The Duterte administration’s Comprehensive Tax Reform Package (CTRP) is facing further delays after the House Committee on Ways and Means—instead of approving the measure—opted on Tuesday to create a technical working group (TWG) to further study the proposal.
The committee approved the motion of Minority Leader and Lakas Rep. Danilo E. Suarez of Quezon, as seconded by Deputy Speaker and Lakas Rep. Gloria Macapagal-Arroyo, to create a TWG to hear more the concerns of stakeholders.
Suarez said a TWG is the best vehicle to approve the tax package. “We approved in principle the package of CTRP, but it won’t mean that all indicators under the CTRP will be approved. Creating a TWG will address several issues [of lawmakers and stakeholders]. The TWG is tasked to adopt a modified version or substitute bill,” he said
Arroyo said the TWG should hear more all the concerns raised by lawmakers and resource
persons during the seven hearings they conducted. “[We] approve[d] in principle the bill as a package, [but a new package] will be formulated by the technical working group with the DOF as a member of the TWG. The TWG would address all issues of cooperatives and other issues by the authors [of bills lowering individual tax],” she said.
45 related bills
Deputy Speaker and Liberal Party Rep. Romero S. Quimbo of Marikina also said the TWG will consolidate the 45 pending bills seeking to lower personal income-tax rates filed at the lower chamber. “There are 45 bills to lower income tax and many of those are opposed to the DOF version.

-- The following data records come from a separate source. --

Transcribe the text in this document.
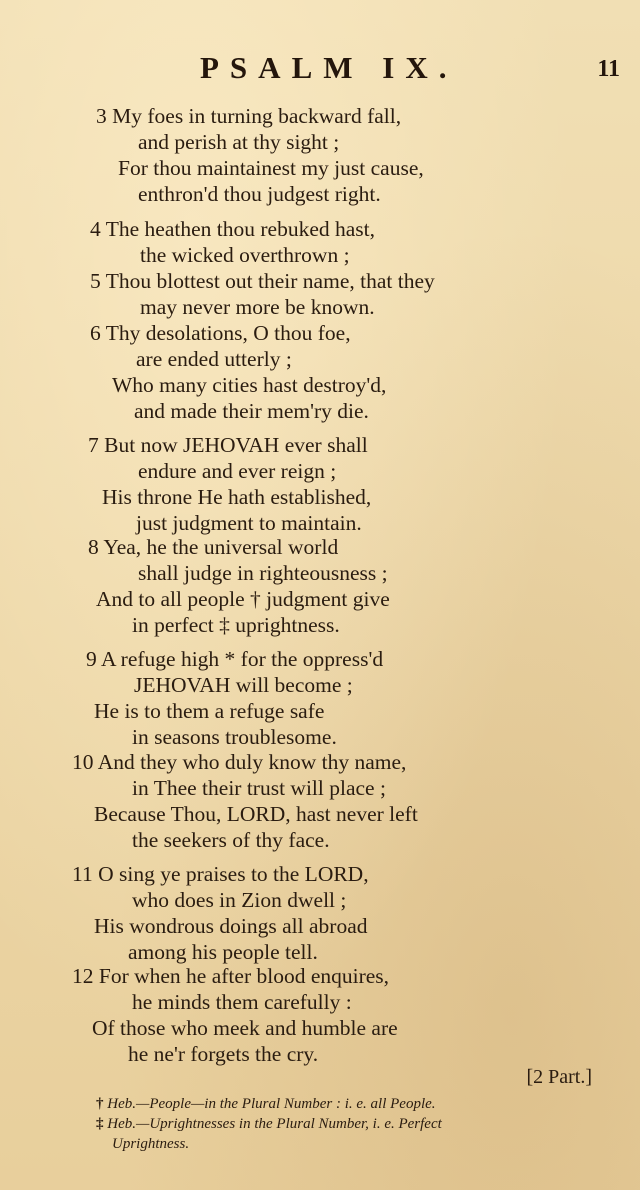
PSALM IX.	11
3 My foes in turning backward fall,
and perish at thy sight ;
For thou maintainest my just cause,
enthron'd thou judgest right.
4 The heathen thou rebuked hast,
the wicked overthrown ;
5 Thou blottest out their name, that they
may never more be known.
6 Thy desolations, O thou foe,
are ended utterly ;
Who many cities hast destroy'd,
and made their mem'ry die.
7 But now JEHOVAH ever shall
endure and ever reign ;
His throne He hath established,
just judgment to maintain.
8 Yea, he the universal world
shall judge in righteousness ;
And to all people † judgment give
in perfect ‡ uprightness.
9 A refuge high * for the oppress'd
JEHOVAH will become ;
He is to them a refuge safe
in seasons troublesome.
10 And they who duly know thy name,
in Thee their trust will place ;
Because Thou, LORD, hast never left
the seekers of thy face.
11 O sing ye praises to the LORD,
who does in Zion dwell ;
His wondrous doings all abroad
among his people tell.
12 For when he after blood enquires,
he minds them carefully :
Of those who meek and humble are
he ne'r forgets the cry.
[2 Part.]
† Heb.—People—in the Plural Number : i. e. all People.
‡ Heb.—Uprightnesses in the Plural Number, i. e. Perfect
Uprightness.
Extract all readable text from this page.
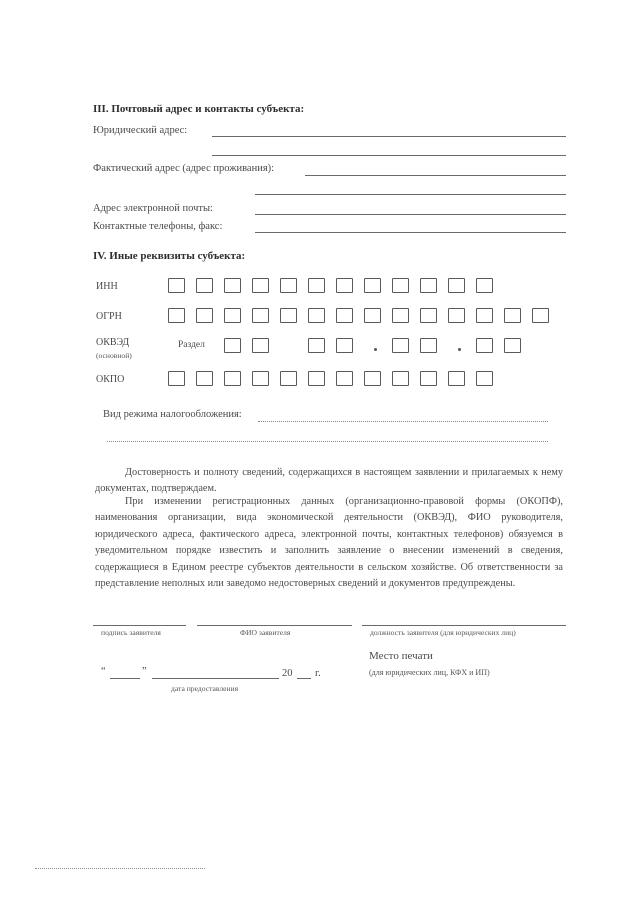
III. Почтовый адрес и контакты субъекта:
Юридический адрес:
Фактический адрес (адрес проживания):
Адрес электронной почты:
Контактные телефоны, факс:
IV. Иные реквизиты субъекта:
ИНН
ОГРН
ОКВЭД
(основной)
Раздел
ОКПО
Вид режима налогообложения:
Достоверность и полноту сведений, содержащихся в настоящем заявлении и прилагаемых к нему документах, подтверждаем.
При изменении регистрационных данных (организационно-правовой формы (ОКОПФ), наименования организации, вида экономической деятельности (ОКВЭД), ФИО руководителя, юридического адреса, фактического адреса, электронной почты, контактных телефонов) обязуемся в уведомительном порядке известить и заполнить заявление о внесении изменений в сведения, содержащиеся в Едином реестре субъектов деятельности в сельском хозяйстве. Об ответственности за представление неполных или заведомо недостоверных сведений и документов предупреждены.
подпись заявителя	ФИО заявителя	должность заявителя (для юридических лиц)
“	”	20 г.
дата предоставления
Место печати
(для юридических лиц, КФХ и ИП)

What is clear now is we will consolidate all these bills,” he said. “We’re back to where we really want to start, which is to approve a tax measure that is a package that addresses all the concerns, particularly the progressivity to collect money,” Quimbo said.
House Committee on Ways and Means Chairman and Partido Demokratiko Pilipino-Laban Rep. Dakila Carlo E. Cua of Quirino said “it is worth noting that the members of his committee have already agreed to pass the CTRP as a whole and not by piecemeal. “After the TWG submits a substitute bill to the mother committee, the mother committee will take action appropriately on the proposed substitute bill.”
Meanwhile, Cua said he will seek the permission of the House leadership to conduct a TWG during congressional break from March 16 to May 2. The DOF-backed tax-reform package seeks to exempt those earning P250,000 and below from personal income tax.
However, the proposal also includes the imposition of excise tax on fuel as compensatory measure for the foregone revenues due to the lowering of income tax. The DOF also proposes a staggered increase of P6 per liter of diesel, kerosene and LPG to be imposed within a three-year period. The current CTRP version also imposes excise tax on vehicles.
The bill also includes the relaxation of the Bank Secrecy Act, taxing Philippine Charity Sweepstakes numbers’ game and lotto winnings.
Finance Undersecretary Karl Kendrick T. Chua welcomed the creation of the TWG, as it will further take into account the concerns of the committee, and in the end will help address them through the revised bill. “It is a very good sign; it means that the positions have been heard and then we have to make a decision, so its a good sign,” he said. When asked if it will delay the timeline of the DOF for the implementation of the CTRP, which is in June or July, he pointed out that the department will try its best to have the bill passed. “It is not in our hands, but we will try our best. It’s in Congress’s sole power,” he said.
Antipoor
Social Welfare and Development Secretary Judy M. Taguiwalo expressed reservation on the proposed expansion of value-added tax (VAT) and imposition of excise tax on fuel under the CTRP. In a statement, she said that when she and the executive officials of the Department of Social Welfare and Development analyzed and scrutinized the proposal, they “put the lens in favor of the poor and the vulnerable”.
Taguiwalo said that, while it is understood that the tax-reform package aims to fund the President’s 10-point socioeconomic agenda and massive infrastructure plan, there are included proposals that are likely to be inimical to the poor’s welfare.